July 18, 2003
La Jolla, CA – The eighth annual Symphony at Salk, a benefit for the Salk Institute for Biological Studies, will be held Saturday, Aug. 23, under the stars on the institute’s Gildred Court.
Largely made possible by the hard work of some 160 Salk volunteers, the event begins with architectural tours of the Institute at 5:15 and 5:45 p.m., and with box suppers being served beginning at 6 p.m. The concert will begin at 7:30 p.m., featuring violinist Leila Josefowicz and the San Diego Symphony conducted by Edwin Outwater.
Performing Camille Saint-Saens’ “Introduction and Rondo Capriccioso, Op. 28” and Jules Massenet’s “Meditation from Thais,” Josefowicz is known for her honest, fresh approach to the repertoire and her dynamic virtuosity. Winner of the prestigious Avery Fisher Career Grant, she has appeared in Vienna, Prague, Berlin, Zurich, Munich and London and toured the Far East with the Asian Youth Orchestra in summer 2001. She has appeared on numerous national television broadcasts, including “The Tonight Show,” “Evening at Pops,” “America’s Tribune to Bob Hope” and “Live From Lincoln Center.”
Guest conductor Outwater is the newly appointed resident conductor of the San Francisco Symphony and the Wattis Foundation music director of the San Francisco Symphony Youth Orchestra. Having recently appeared with the Brooklyn Philharmonic Orchestra, he is making his conducting debuts with the San Diego Symphony, the Orchestre de Bretagne (France), the South Dakota Symphony and the New Zealand and Adelaide Symphony Orchestras in the 2003-04 season.

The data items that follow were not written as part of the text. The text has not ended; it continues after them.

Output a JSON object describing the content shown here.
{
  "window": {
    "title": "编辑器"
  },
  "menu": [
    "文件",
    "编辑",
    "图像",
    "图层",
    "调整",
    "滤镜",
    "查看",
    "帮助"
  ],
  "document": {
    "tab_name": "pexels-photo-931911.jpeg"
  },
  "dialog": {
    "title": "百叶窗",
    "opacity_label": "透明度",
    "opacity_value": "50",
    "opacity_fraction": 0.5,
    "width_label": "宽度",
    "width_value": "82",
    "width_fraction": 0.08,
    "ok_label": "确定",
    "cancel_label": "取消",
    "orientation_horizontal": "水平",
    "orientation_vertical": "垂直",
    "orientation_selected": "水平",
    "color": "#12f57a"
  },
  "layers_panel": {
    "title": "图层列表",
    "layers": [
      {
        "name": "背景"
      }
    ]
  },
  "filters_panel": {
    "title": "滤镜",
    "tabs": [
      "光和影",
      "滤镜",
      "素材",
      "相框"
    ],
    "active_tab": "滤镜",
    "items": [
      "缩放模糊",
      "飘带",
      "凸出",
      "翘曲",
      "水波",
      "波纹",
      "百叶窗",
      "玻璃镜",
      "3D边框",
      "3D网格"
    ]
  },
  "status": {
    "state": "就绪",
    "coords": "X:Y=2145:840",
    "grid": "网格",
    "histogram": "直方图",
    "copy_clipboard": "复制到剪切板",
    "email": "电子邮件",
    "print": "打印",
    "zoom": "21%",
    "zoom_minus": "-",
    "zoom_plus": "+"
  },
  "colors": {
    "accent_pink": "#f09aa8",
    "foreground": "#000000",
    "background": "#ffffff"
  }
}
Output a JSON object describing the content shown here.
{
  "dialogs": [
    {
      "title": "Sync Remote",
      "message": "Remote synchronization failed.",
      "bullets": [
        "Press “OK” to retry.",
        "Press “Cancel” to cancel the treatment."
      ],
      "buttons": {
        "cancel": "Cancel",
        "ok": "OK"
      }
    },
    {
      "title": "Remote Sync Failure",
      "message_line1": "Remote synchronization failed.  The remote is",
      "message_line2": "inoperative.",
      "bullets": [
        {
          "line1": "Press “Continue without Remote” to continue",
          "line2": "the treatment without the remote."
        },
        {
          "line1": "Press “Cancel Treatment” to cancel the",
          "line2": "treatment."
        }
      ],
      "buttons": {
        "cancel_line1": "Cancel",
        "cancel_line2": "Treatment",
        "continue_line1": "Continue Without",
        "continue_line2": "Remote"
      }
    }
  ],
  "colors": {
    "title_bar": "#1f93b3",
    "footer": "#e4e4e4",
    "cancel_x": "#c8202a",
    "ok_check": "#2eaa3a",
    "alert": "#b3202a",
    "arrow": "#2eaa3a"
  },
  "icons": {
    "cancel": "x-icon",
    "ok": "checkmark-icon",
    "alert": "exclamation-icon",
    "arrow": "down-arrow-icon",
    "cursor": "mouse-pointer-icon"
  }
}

Tickets for the eighth annual Symphony at Salk are $150 and $75 for the concert, dinner, wine and architectural tours of the world-renowned Institute. Call the Salk’s Institute Relations at 858-453-4100, Ext. 1491.

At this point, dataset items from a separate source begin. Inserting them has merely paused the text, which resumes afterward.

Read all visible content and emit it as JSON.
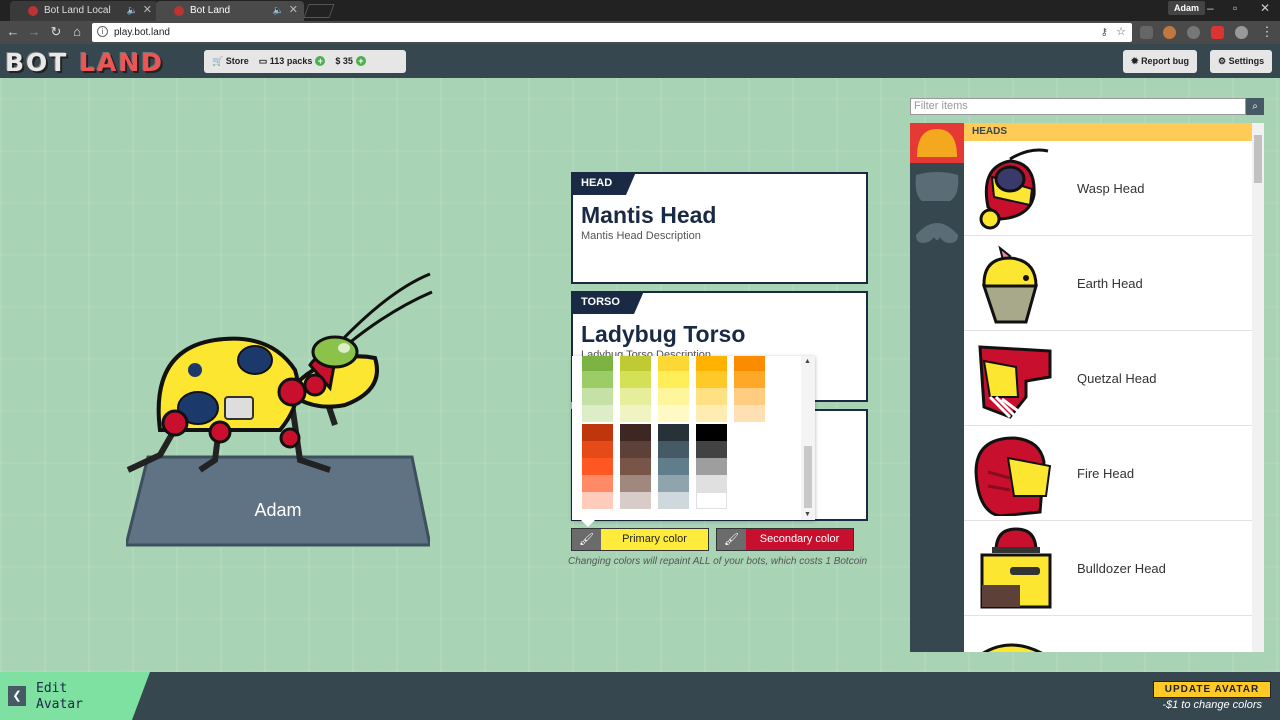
{
  "browser": {
    "tabs": [
      {
        "label": "Bot Land Local"
      },
      {
        "label": "Bot Land"
      }
    ],
    "user": "Adam",
    "url": "play.bot.land"
  },
  "header": {
    "logo_left": "BOT",
    "logo_right": "LAND",
    "store_label": "Store",
    "packs_label": "113 packs",
    "money_label": "35",
    "report_bug_label": "Report bug",
    "settings_label": "Settings"
  },
  "stage": {
    "avatar_name": "Adam"
  },
  "cards": {
    "head": {
      "tag": "HEAD",
      "title": "Mantis Head",
      "desc": "Mantis Head Description"
    },
    "torso": {
      "tag": "TORSO",
      "title": "Ladybug Torso",
      "desc": "Ladybug Torso Description"
    }
  },
  "colors": {
    "primary_label": "Primary color",
    "secondary_label": "Secondary color",
    "primary_color": "#ffeb3b",
    "secondary_color": "#c8102e",
    "note": "Changing colors will repaint ALL of your bots, which costs 1 Botcoin",
    "palette_rows": [
      [
        "#7cb342",
        "#c0ca33",
        "#fdd835",
        "#ffb300",
        "#fb8c00"
      ],
      [
        "#9ccc65",
        "#d4e157",
        "#ffee58",
        "#ffca28",
        "#ffa726"
      ],
      [
        "#c5e1a5",
        "#e6ee9c",
        "#fff59d",
        "#ffe082",
        "#ffcc80"
      ],
      [
        "#dcedc8",
        "#f0f4c3",
        "#fff9c4",
        "#ffecb3",
        "#ffe0b2"
      ],
      [
        "#bf360c",
        "#3e2723",
        "#263238",
        "#000000",
        null
      ],
      [
        "#e64a19",
        "#5d4037",
        "#455a64",
        "#424242",
        null
      ],
      [
        "#ff5722",
        "#795548",
        "#607d8b",
        "#9e9e9e",
        null
      ],
      [
        "#ff8a65",
        "#a1887f",
        "#90a4ae",
        "#e0e0e0",
        null
      ],
      [
        "#ffccbc",
        "#d7ccc8",
        "#cfd8dc",
        "#ffffff",
        null
      ]
    ]
  },
  "sidebar": {
    "filter_placeholder": "Filter items",
    "section": "HEADS",
    "items": [
      {
        "name": "Wasp Head"
      },
      {
        "name": "Earth Head"
      },
      {
        "name": "Quetzal Head"
      },
      {
        "name": "Fire Head"
      },
      {
        "name": "Bulldozer Head"
      }
    ]
  },
  "footer": {
    "edit_label": "Edit Avatar",
    "update_label": "UPDATE AVATAR",
    "update_note": "-$1 to change colors"
  }
}
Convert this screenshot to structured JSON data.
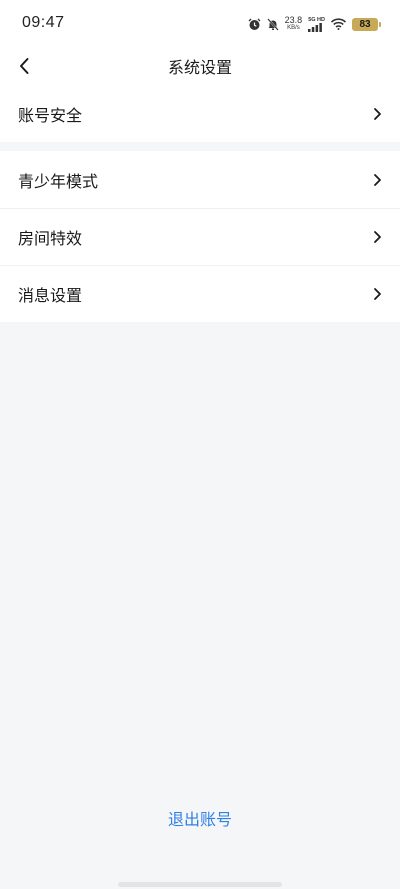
{
  "status_bar": {
    "time": "09:47",
    "net_speed_value": "23.8",
    "net_speed_unit": "KB/s",
    "signal_label": "5G HD",
    "battery_level": "83",
    "battery_color": "#c8a958"
  },
  "nav": {
    "title": "系统设置",
    "back_icon": "chevron-left-icon"
  },
  "settings": {
    "group1": [
      {
        "label": "账号安全"
      }
    ],
    "group2": [
      {
        "label": "青少年模式"
      },
      {
        "label": "房间特效"
      },
      {
        "label": "消息设置"
      }
    ]
  },
  "footer": {
    "logout_label": "退出账号",
    "logout_color": "#2f7fe8"
  }
}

Internationally renowned artist Francoise Gilot-Salk is again honorary chair of the event. Gilot-Salk’s artwork provides the event’s visual theme.

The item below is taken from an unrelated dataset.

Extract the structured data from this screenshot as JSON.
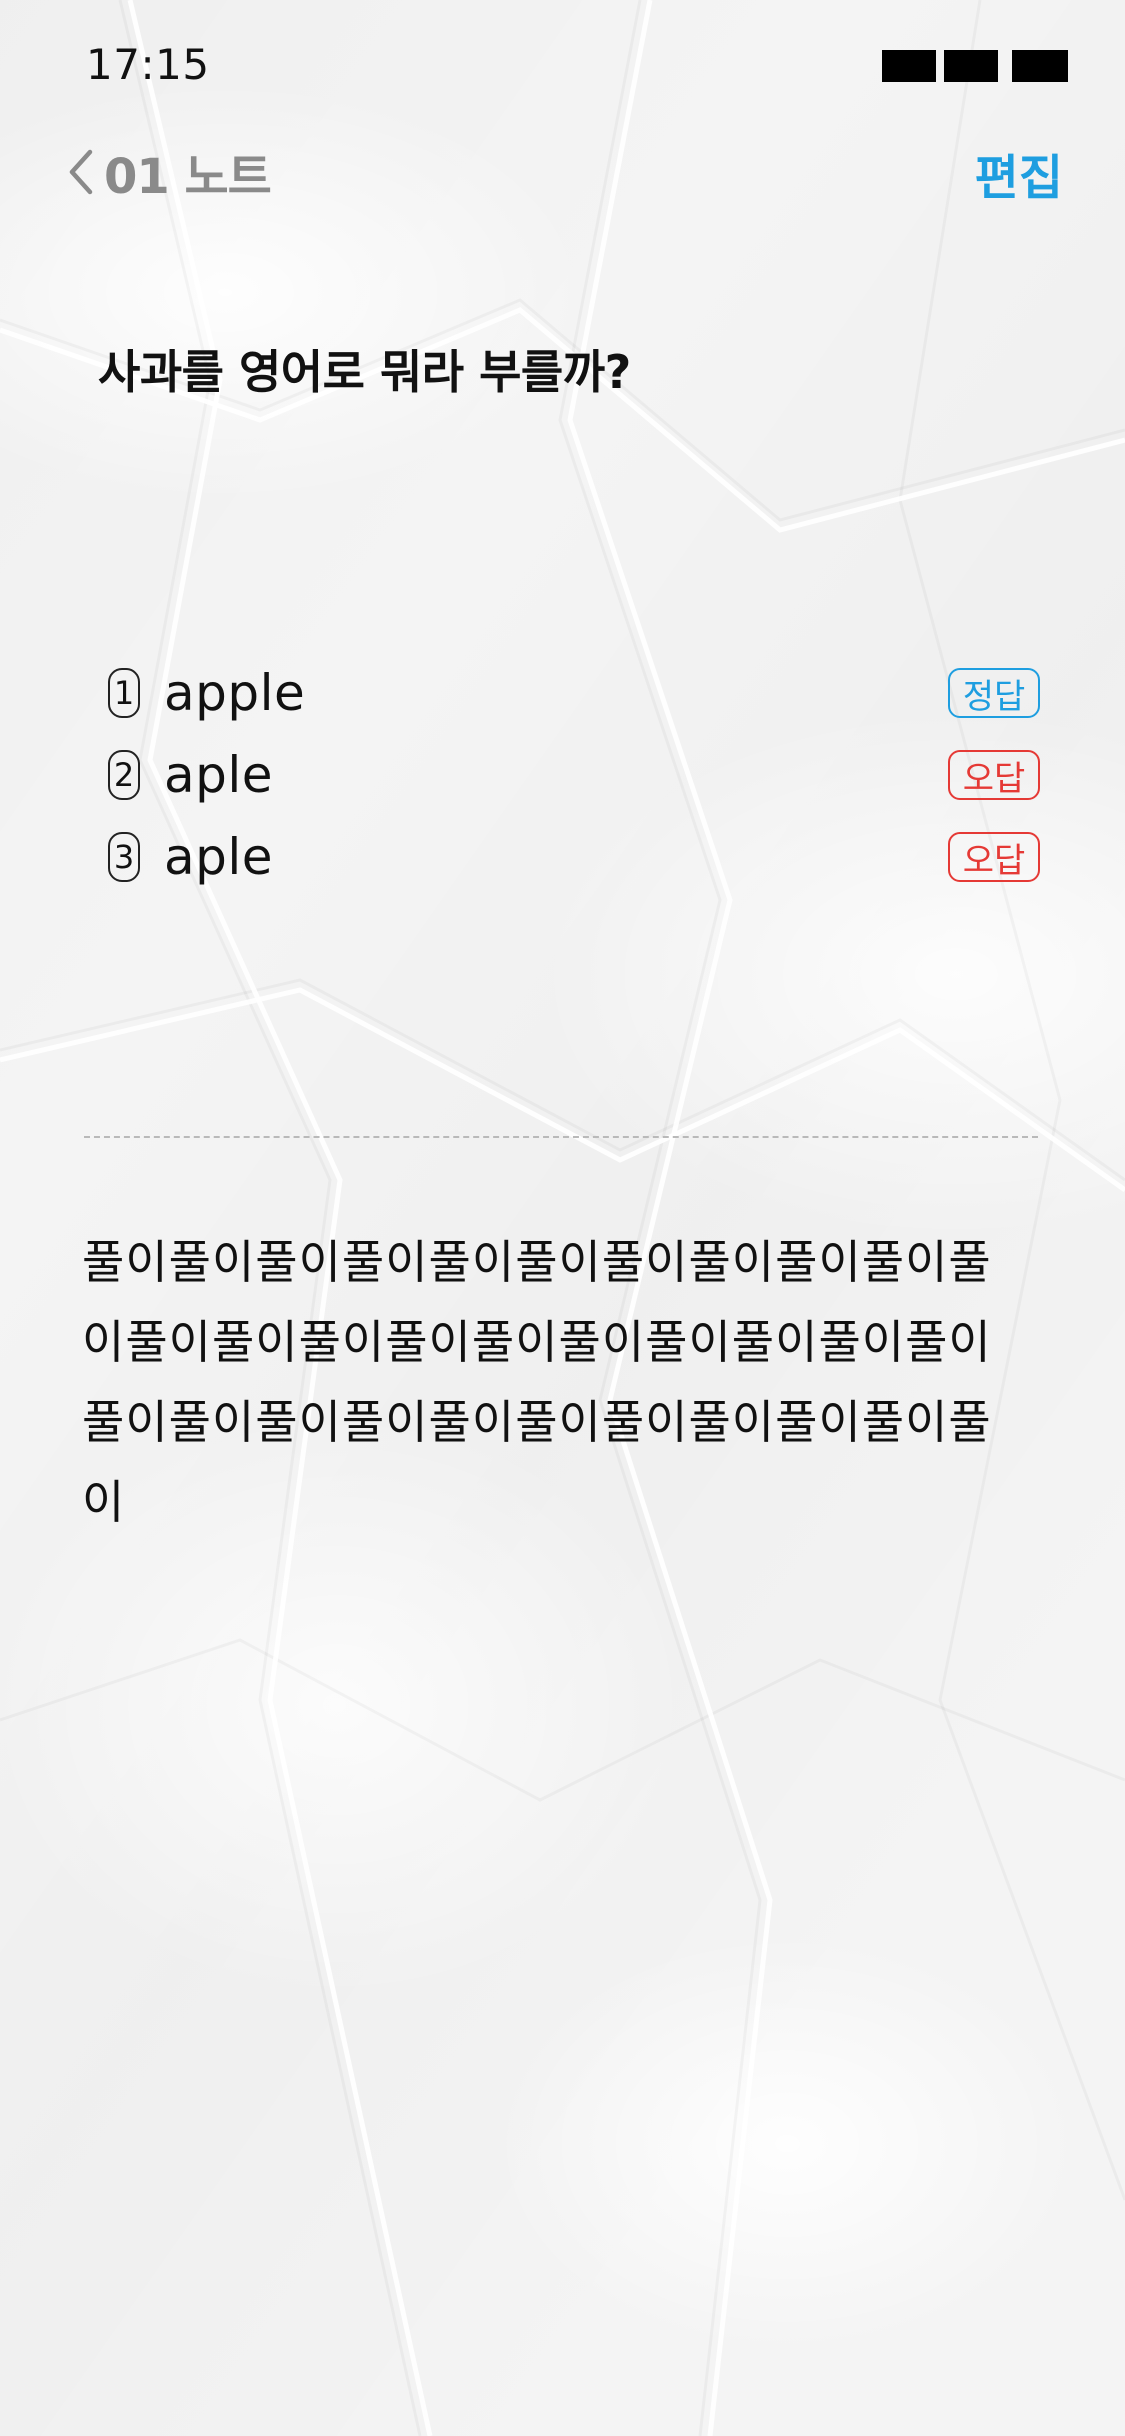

The Salk Institute for Biological Studies, located in La Jolla, is an independent non-profit institution dedicated to fundamental discoveries in the life sciences, the improvement of human health and conditions, and the training of future generations of researchers. Jonas Salk, M.D., founded the Institute in 1960, with a gift of land from the city of San Diego and the financial support of the March of Dimes Birth Defects Foundation.